The Muslim community of Quebec disappointed with the decision of the Supreme Court

Leaders of the Islamic Cultural Center of Quebec have expressed disappointment at the Supreme Court of Canada’s ruling that the Quebec mosque shooter will be eligible for parole after 25 years – not the 40 years imposed by a judge or the 50 years claimed by the Crown.

“This decision ignores the atrocity and scourge of multiple murders [committed] in North America, as well as the hateful, Islamophobic and racist nature of this crime,” center president Mohamed Labidi said Friday during a press conference at the mosque.

Labidi said the decision was very upsetting for the families of the victims.

“Their fear is to see their children grow up – after 25 years, they will be adult men and women – and they will come across their father’s murderer in the streets of Quebec. This is the greatest fear of the families of the victims,” he added. said.

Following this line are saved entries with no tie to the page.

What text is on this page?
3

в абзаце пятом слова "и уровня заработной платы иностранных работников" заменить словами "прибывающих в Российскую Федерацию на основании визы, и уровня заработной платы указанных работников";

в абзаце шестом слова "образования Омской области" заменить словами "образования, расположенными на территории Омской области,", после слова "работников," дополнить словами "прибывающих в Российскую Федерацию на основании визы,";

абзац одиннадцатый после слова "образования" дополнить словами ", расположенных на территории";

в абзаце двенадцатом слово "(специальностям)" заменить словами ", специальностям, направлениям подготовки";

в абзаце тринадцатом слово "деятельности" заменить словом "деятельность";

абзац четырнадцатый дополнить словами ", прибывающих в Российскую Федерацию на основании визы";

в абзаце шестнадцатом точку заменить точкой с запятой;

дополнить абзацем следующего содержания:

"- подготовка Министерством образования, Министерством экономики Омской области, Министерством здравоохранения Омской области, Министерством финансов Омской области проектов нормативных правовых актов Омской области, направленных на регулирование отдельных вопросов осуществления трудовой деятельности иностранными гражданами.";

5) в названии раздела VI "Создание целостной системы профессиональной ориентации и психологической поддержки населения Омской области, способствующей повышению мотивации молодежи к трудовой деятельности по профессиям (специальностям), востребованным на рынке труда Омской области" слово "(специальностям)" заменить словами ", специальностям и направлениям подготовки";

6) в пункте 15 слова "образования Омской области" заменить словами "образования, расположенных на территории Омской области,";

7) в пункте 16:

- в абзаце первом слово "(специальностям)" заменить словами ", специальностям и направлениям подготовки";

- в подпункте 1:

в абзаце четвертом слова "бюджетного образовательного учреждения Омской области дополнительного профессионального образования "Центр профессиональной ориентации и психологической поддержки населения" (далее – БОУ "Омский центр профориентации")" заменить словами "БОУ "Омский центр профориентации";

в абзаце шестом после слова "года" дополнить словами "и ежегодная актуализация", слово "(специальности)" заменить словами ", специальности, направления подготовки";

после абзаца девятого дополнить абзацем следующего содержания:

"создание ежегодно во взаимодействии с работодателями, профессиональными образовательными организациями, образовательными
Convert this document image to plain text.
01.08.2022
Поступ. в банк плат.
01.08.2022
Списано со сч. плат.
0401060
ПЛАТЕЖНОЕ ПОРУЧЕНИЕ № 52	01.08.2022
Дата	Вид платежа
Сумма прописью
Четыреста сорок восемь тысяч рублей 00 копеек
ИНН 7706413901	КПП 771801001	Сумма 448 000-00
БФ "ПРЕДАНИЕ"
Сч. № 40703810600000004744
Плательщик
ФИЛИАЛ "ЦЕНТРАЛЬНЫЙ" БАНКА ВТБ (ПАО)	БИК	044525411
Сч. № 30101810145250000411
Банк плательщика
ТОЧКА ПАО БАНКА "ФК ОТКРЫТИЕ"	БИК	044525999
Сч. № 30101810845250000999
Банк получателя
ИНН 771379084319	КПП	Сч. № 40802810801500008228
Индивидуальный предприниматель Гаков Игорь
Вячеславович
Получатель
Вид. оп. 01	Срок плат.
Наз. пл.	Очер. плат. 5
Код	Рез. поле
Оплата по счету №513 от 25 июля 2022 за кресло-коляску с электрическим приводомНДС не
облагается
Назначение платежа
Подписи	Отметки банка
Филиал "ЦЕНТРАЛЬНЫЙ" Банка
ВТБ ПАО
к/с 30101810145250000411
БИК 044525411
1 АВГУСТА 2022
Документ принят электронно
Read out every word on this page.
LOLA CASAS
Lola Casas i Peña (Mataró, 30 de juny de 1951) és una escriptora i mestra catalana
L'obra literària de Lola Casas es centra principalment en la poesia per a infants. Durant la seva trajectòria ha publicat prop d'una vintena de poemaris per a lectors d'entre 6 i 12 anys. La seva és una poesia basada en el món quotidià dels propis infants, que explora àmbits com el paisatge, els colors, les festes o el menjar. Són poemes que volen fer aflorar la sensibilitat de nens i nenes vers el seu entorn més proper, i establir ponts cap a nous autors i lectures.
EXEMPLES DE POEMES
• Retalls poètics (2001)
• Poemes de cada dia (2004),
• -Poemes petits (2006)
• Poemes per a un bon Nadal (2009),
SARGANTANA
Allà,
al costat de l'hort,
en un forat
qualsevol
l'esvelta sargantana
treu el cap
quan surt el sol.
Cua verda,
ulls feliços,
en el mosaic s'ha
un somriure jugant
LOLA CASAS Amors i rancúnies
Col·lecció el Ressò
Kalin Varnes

Six men died in the attack on the Quebec mosque. They are, clockwise from top left, Mamadou Tanou Barry, Azzeddine Soufiane, Abdelkrim Hassane, Ibrahima Barry, Aboubaker Thabti and Khaled Belkacemi. (Radio Canada)

The center’s co-founder, Boufeldja Benabdallah, echoed that sense of disappointment.

“For us [the decision] did not take into account the humanity of families. He considered the humanity of a killer to be rehabilitated later.”

Benabdallah said the balance that justice provides appears broken with today’s decision.

“We take into consideration the rehabilitation of an individual whom we must not hurt, whom we must treat humanely and not unduly punish in cruel and unusual ways,” he said.

“But at the same time, the families affected by this must also feel that they have been represented and that this killer must be appropriately punished for what he has done.”

Impact across the country

Labidi stressed that this decision will have repercussions on the whole country, and not only on the Muslim community of Quebec.

He said tougher measures are needed to prevent mass shootings in Canada.

He mentioned the Texas school shooting Tuesday, stressing that this type of mass murder should be treated differently than a single murder.

“We must do something about mass killers, we must not see them as killers who have killed only once in their life and who have the possibility of being rehabilitated,” he said. declared.

“After 25 years [the killer] leaves, maybe he’ll do another murder.”

WATCH | The leaders of the mosques of Quebec react to the decision of the Supreme Court:

Muslim leaders “disappointed” by the decision of the highest court on Quebec. mosque shooter parole eligibility

Muslim community leaders expressed disappointment on Friday after the Supreme Court of Canada ruled that Alexandre Bissonnette, the man convicted in the 2017 Quebec City mosque shootings, can seek parole after 25 years.

Despite their disappointment, Labidi and Benabdallah expressed a desire for the community to move on.

“It allows us to close this legal chapter,” Labidi said. “Now we want to focus on the future.”

Benabdallah said the community will continue to help each other through this event.

“We are turning the page today, because we will not spend 25 years rehashing this,” he said.